# OOAK Custom Rhinestone Transfer Supplier



## joseandisabel (Oct 10, 2009)

I am looking for a rhinestone transfer supplier that is quick and reliable, and also doesn't mind doing OOAK (one of a kind) designs. Does this exist? Well I know it does, because I had someone doing this for me before...

The designs I would like are all kid related. Alot of zebra/cheetah print fills, birthday stuff, disney stuff.Some adult sports stuff. I have a pretty successful Etsy shop on hold right now until I can find a new supplier since my current one has gotten extremely busy to take on OOK designs. I was paying anywhere from $2.50 for a basic name, to upwards of $9 depending on the complexity of my designs. The majority of my designs cost me around $6-$8 for complete fills various colors and around 5-6" tall by 5-6" wide. 

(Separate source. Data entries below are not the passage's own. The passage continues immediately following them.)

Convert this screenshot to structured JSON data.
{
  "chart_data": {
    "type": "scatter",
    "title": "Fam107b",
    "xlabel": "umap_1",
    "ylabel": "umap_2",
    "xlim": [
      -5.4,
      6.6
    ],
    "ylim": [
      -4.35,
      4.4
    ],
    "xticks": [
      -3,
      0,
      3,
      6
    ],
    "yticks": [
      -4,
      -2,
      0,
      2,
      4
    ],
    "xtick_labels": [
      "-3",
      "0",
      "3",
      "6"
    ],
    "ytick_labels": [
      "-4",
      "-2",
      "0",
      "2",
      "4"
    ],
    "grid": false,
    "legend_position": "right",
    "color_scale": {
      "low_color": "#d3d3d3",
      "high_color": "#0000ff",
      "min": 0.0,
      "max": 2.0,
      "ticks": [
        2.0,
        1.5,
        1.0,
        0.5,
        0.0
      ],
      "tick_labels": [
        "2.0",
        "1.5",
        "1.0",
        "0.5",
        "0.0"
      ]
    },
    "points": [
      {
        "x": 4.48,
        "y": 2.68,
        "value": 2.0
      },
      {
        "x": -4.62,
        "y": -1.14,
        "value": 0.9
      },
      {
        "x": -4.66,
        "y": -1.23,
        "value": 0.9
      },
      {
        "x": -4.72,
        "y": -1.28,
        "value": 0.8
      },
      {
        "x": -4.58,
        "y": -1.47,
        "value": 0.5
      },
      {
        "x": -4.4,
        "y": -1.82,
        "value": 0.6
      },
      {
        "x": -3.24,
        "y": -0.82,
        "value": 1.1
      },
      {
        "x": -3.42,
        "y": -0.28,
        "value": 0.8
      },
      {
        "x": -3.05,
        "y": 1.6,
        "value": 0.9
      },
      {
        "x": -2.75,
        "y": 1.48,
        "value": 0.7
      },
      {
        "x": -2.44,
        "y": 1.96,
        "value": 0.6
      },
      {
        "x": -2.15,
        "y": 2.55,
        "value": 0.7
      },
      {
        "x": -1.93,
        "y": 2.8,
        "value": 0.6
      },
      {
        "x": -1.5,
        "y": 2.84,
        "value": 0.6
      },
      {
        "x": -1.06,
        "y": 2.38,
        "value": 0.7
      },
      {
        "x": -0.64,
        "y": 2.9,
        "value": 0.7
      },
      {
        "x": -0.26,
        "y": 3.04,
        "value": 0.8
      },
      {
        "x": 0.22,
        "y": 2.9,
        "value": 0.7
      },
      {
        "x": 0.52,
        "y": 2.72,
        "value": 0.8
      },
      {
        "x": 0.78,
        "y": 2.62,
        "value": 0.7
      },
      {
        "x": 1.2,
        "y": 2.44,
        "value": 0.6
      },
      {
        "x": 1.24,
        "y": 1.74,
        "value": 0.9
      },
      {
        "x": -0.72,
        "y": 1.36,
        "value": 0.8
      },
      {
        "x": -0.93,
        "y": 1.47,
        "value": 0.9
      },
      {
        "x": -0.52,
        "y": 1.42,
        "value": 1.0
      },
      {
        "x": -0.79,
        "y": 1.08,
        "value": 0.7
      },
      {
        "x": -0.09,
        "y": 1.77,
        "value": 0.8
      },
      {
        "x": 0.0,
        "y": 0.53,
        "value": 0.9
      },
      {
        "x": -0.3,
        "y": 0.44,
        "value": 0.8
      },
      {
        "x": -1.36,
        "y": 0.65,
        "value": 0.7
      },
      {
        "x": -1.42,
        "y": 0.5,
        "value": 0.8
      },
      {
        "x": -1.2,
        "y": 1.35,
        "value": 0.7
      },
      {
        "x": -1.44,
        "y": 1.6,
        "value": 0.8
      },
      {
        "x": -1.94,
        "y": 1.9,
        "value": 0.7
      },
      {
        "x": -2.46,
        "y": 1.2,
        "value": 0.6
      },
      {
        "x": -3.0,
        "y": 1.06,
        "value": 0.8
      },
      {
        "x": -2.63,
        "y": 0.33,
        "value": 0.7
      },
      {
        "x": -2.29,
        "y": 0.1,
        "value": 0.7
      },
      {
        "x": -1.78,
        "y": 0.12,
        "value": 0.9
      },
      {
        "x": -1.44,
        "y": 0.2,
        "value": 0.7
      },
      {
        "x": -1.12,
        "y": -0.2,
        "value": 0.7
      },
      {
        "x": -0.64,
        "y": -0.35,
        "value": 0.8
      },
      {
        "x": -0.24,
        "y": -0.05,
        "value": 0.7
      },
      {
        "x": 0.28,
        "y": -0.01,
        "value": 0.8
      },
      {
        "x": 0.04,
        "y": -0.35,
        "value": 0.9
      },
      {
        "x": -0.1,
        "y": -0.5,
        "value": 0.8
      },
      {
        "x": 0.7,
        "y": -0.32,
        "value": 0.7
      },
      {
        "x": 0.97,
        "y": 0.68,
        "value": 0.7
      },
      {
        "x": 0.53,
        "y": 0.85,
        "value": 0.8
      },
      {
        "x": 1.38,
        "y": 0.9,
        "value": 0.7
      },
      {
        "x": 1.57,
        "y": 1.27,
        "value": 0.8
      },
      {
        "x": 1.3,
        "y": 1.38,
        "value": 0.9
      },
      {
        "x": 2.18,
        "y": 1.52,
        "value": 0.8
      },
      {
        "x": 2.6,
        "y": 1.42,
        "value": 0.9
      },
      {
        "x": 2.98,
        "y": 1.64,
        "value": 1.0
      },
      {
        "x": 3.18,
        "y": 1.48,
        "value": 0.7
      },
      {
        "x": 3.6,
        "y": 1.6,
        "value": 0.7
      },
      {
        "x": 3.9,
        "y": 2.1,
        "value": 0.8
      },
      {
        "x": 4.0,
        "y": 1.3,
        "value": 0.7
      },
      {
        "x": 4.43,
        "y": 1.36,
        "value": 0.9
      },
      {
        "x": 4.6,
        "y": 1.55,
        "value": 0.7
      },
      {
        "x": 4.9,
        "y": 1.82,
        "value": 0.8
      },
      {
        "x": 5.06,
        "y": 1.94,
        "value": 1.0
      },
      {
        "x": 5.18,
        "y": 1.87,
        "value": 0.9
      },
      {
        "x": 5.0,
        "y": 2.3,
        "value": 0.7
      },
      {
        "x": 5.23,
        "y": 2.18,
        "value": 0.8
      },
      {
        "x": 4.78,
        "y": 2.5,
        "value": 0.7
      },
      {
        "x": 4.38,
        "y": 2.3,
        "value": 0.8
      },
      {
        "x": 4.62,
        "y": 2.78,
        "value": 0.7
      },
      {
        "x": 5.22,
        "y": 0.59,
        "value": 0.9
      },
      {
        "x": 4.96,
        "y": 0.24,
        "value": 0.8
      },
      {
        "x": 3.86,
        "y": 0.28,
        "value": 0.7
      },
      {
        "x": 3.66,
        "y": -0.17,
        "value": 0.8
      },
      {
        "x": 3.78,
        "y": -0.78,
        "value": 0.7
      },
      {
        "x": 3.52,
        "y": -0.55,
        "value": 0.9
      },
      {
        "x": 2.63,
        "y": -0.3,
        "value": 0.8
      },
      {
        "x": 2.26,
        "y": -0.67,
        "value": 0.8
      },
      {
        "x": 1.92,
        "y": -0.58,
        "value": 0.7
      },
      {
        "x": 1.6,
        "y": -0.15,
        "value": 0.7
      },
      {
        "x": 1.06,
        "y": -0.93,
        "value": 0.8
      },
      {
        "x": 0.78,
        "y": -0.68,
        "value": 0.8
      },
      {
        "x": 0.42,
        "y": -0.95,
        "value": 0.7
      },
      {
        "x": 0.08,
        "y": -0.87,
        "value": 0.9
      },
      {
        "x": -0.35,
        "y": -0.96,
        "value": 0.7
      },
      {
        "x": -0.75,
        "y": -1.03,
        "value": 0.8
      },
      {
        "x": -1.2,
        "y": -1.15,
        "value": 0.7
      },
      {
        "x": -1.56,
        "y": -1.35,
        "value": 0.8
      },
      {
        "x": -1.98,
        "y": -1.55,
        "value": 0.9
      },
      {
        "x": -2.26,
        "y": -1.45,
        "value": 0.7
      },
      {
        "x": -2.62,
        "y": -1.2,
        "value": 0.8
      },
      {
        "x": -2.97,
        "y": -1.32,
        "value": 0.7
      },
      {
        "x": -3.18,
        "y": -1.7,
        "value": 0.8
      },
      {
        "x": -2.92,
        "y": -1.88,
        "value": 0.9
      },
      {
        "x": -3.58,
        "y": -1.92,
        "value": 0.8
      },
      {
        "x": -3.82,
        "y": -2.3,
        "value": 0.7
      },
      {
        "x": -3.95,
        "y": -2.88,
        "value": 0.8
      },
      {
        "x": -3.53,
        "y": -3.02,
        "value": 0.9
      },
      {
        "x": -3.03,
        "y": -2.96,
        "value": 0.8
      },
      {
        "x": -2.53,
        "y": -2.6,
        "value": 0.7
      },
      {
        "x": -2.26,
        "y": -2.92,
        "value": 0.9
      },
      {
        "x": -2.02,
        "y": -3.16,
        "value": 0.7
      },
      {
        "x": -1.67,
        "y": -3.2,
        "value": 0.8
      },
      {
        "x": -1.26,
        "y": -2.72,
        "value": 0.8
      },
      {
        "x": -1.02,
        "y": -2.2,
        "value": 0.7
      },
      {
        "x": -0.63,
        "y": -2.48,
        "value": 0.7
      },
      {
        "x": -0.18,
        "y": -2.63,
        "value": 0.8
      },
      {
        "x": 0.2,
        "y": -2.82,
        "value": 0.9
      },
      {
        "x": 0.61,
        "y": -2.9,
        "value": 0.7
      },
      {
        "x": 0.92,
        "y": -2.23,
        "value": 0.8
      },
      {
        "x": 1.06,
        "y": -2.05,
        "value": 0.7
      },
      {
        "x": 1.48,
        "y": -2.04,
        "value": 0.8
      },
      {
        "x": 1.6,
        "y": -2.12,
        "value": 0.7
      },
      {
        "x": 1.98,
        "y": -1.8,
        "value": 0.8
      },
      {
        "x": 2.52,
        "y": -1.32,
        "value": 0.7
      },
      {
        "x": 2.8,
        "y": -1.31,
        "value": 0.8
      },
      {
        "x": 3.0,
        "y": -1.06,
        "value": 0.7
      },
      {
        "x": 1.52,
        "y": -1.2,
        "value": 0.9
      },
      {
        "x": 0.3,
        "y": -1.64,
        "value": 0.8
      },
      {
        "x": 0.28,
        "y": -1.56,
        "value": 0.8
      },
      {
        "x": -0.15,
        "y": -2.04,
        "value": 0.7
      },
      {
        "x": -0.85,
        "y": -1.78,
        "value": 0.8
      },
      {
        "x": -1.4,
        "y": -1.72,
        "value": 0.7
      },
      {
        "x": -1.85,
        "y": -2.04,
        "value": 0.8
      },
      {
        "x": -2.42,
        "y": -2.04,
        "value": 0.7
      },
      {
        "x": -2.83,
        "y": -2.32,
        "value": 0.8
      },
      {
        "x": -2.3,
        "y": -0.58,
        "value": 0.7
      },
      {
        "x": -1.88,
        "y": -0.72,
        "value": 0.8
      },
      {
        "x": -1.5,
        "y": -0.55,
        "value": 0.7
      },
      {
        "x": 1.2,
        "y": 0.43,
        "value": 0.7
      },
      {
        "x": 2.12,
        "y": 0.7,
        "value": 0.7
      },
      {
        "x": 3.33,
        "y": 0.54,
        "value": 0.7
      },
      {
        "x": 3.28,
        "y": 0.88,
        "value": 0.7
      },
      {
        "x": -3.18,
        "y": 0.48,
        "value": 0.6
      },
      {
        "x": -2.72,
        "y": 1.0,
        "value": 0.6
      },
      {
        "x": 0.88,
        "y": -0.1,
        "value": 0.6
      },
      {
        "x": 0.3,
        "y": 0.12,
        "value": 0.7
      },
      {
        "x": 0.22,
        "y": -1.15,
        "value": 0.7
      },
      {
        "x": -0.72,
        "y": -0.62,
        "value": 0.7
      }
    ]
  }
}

I would love if this person can also incorporate vinyl into the designs, I love glitter vinyl with rhinestone outlines. 

Another option is that I cut the template myself, and would only need help with the designing part. 

If any of you can help me out please let me know.

Thanks


----------



## charles95405 (Feb 1, 2007)

you are asking a bunch from one place....but I do think Sandy Jo at Rhinestones and template material or maybe her store site at Rhinestone Templates

I used to do the items you list but I stopped doing ANYTHING intended for age 12 and under because of the mandated CPSA certifications required.


----------



## joseandisabel (Oct 10, 2009)

Thanks for your reply Charles. I will look into that.


----------



## 2STRONG (Oct 17, 2007)

I THINK what you are asking for you can find but IMO i doubt you will find anyone that can make you files for that cheap. if you do let me know lol i dont have a program yet and have to have someone make me files for one offs and hey range around $20 for the file but like i said if you find cheaper prices let me know. good luck..


----------



## ifusion (Jun 3, 2011)

Hi, I tried to send you a private message but your mailbox was full. I would like to see if I could help you with your needs. please call merry at 888-288-0958. We are on the east coast.

We sell direct to consumers and we have others that buy our stuff to resell and we have special pricing for them too!


----------



## joseandisabel (Oct 10, 2009)

2STRONG said:


> I THINK what you are asking for you can find but IMO i doubt you will find anyone that can make you files for that cheap. if you do let me know lol i dont have a program yet and have to have someone make me files for one offs and hey range around $20 for the file but like i said if you find cheaper prices let me know. good luck..


Thank you! And will do


----------



## joseandisabel (Oct 10, 2009)

ifusion said:


> Hi, I tried to send you a private message but your mailbox was full. I would like to see if I could help you with your needs. please call merry at 888-288-0958. We are on the east coast.
> 
> We sell direct to consumers and we have others that buy our stuff to resell and we have special pricing for them too!


Thank you! Sorry about the inbox being full.

Can you give me your email address so I can send you my artwork to quote?

Thanks


----------



## ifusion (Jun 3, 2011)

ok I just sent you a private message.


----------